Le suore chiamano i “genitori” non possono più tenere Marina in collegio, non rispetta nessuna regola, è arrogante, blasfema. I genitori accorrono, vogliono riportarla a casa, Marina si ribella, la sua vita ormai è un’altra. Non vuole niente, non dà niente, scompare da quel mondo.
Il suo mondo è la città, la sua Elena, lavoretti, giacigli occasionali, la solidarietà dei compagni, cibi arrangiati, case occupate. L’erba non basta più, passano ad altro, perdono i compagni, sempre più sole si prostituiscono a turno per la dose, la loro intelligenza si ribella ma i loro caratteri sono deboli, assuefatti a quella dimensione di degrado. Hanno ancora fame, rubano libri, rubano pane.
Ecco un giorno per un taglio malvagio Elena muore abbracciata a Marina.
Disperata, vaga per strada, stralunata ma non drogata, affamata ma senza fame, vorrebbe finirla, ma aveva promesso ad Elena di essere felice. Ma coma si fa?.
In qualche modo ripulita, rivestita, rinutrita, cerca lavoro. Viene assunta come fattorina in una grande azienda. E come se la sua intelligenza rifiorisca. È efficiente, è efficace, è innovativa, grande lavoratrice, aperta ma distaccata. Viene notata e si fa notare, ha capito che l’aspetto fisico in un donna è un importante ingrediente per attirare l’attenzione.
Non ha vita sociale, fuori dal lavoro, letture, di tutti i tipi, segue un corso di inglese, qualche cinema e ogni tanto gli è tornata la voglia di qualche concerto.
Notata viene promossa, sale gradini fino ad una delle tante segretarie dell’open space dell’azienda. Quella è la sua fortuna.

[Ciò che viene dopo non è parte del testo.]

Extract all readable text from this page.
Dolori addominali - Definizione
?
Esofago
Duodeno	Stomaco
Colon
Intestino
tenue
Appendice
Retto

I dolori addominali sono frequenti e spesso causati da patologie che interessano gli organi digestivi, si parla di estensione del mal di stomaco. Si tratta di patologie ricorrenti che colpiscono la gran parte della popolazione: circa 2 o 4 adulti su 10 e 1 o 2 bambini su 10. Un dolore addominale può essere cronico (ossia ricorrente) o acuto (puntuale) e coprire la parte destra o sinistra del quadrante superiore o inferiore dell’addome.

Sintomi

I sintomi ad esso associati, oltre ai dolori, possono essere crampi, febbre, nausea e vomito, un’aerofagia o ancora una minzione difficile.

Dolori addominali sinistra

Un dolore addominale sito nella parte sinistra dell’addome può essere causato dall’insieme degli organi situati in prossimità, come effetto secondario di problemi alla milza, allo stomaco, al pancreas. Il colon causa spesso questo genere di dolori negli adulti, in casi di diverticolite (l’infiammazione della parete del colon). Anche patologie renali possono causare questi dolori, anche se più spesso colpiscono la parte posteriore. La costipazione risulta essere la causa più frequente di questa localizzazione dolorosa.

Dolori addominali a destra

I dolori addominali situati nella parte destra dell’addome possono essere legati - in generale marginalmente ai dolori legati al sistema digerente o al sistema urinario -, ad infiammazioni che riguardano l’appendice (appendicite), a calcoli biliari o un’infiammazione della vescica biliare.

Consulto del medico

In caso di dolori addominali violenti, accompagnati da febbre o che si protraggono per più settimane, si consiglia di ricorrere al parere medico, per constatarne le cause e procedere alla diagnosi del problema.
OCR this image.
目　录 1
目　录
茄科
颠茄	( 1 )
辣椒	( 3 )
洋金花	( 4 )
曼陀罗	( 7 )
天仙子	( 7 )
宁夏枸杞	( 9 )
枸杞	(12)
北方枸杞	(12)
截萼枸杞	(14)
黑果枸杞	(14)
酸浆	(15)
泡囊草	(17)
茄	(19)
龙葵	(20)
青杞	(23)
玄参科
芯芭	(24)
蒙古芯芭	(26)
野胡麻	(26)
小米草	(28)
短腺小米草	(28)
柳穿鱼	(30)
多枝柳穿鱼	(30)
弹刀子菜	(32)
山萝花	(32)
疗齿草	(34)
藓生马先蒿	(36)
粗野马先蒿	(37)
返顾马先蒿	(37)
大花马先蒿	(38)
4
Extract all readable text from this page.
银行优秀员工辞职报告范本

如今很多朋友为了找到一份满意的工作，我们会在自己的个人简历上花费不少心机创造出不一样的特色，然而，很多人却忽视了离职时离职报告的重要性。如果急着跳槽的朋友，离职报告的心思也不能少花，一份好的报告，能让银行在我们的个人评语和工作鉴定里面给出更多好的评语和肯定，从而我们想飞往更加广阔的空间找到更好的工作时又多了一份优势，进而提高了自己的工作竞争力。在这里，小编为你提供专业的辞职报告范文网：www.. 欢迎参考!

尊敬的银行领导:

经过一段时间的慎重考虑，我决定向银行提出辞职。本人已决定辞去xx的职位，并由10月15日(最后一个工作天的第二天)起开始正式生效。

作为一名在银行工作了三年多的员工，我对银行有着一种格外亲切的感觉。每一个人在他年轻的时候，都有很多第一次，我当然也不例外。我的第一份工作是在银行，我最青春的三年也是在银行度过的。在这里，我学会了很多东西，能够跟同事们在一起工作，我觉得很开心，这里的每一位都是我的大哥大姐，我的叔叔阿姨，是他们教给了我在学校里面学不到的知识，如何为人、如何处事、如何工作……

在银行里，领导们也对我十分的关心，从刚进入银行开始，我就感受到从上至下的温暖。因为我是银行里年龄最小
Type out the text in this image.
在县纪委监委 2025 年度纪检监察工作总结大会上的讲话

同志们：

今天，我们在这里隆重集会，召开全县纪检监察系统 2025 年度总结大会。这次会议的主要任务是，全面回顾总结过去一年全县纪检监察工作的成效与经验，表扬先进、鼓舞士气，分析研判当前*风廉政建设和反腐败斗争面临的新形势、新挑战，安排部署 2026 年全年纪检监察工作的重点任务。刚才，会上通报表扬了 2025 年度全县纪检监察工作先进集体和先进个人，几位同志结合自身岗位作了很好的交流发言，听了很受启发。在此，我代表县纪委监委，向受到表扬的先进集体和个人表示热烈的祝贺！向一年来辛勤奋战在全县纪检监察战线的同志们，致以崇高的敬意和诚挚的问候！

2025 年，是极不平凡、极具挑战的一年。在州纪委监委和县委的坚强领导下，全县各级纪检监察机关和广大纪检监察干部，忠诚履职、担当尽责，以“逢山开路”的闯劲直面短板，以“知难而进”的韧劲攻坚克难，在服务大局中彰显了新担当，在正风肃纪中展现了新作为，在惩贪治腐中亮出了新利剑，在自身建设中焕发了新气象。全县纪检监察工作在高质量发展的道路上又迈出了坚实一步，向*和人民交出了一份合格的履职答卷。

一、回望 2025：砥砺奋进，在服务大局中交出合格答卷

Il capo, il boss come viene chiamato da tutti, la individua. Forse l’ha scambiata per un’altra. Avendo perduta una delle sue segretarie la richiede. Marina cambia piano, sale all’ultimo. Ambiente raffinato ma un po’ carico (gli insegnamenti della sua famiglia adottiva hanno sviluppato un’attenzione ai particolari). Ma quello che la colpisce è l’ambiente ostile, le altre tre segretarie fanno un unico corpo contro. Marina fa finta di niente, ma giudica, le valuta come donnette ambiziose e senza carattere, in attesa spasmodica di un elogio del campo e drammatica evoluzione per un’osservazione, non parliamo per un rimprovero. Marina si da la regola della compostezza. Fa il suo lavoro, non piega la testa ma non è arrogante, spesso interloquisce con il boss. Elabora una strategia per il successo. Le altre tre segretarie non si rendono conto, ma sta tagliando loro l’erba sotto i piedi.
Soprattutto apprende: si fa consapevole delle relazione, ammantate di cinismo, con i potenti (politici, imprenditori, amministratori); capisce che per fare soldi bisogna procurarsi soldi e prenderli ovunque essi siano (i soldi non hanno sapore, non hanno odore); apprende come bisogna ridurre il danno che lo stato procuce con le tasse (evadere è un  diritto); scopre che molti possono essere comprati, hanno un prezzo (politici, magistrati, giornalisti). La sua educazione si completa, si guarda nello specchio e sorride rimirando la bambina che giocava per strada, la giovane per bene di buona famiglia, la sbandata, la fattorina. Sorride soddisfatta, il mondo è là pronto per essere preso, bisogna avere la mano pronta, il coraggio vigoroso e la coscienza opaca.
Ha smantellato la segreteria del boss, lei ormai e il capo, ha scelto altre cinque segretarie (tre uomini e due donne) che formano il suo ufficio, seduta alla sua scrivania, in una stanza ovattata, ormai riceve gli omaggi dei potenti, paga, non prega, ordina. Il boss si fida e gli affida il suo impero.
È giusto che una vita come quella di Marina B. meriti un’opera teatrale che la esalti, come quella che si sta preparando in questi giorni. La sua vita è un romanzo.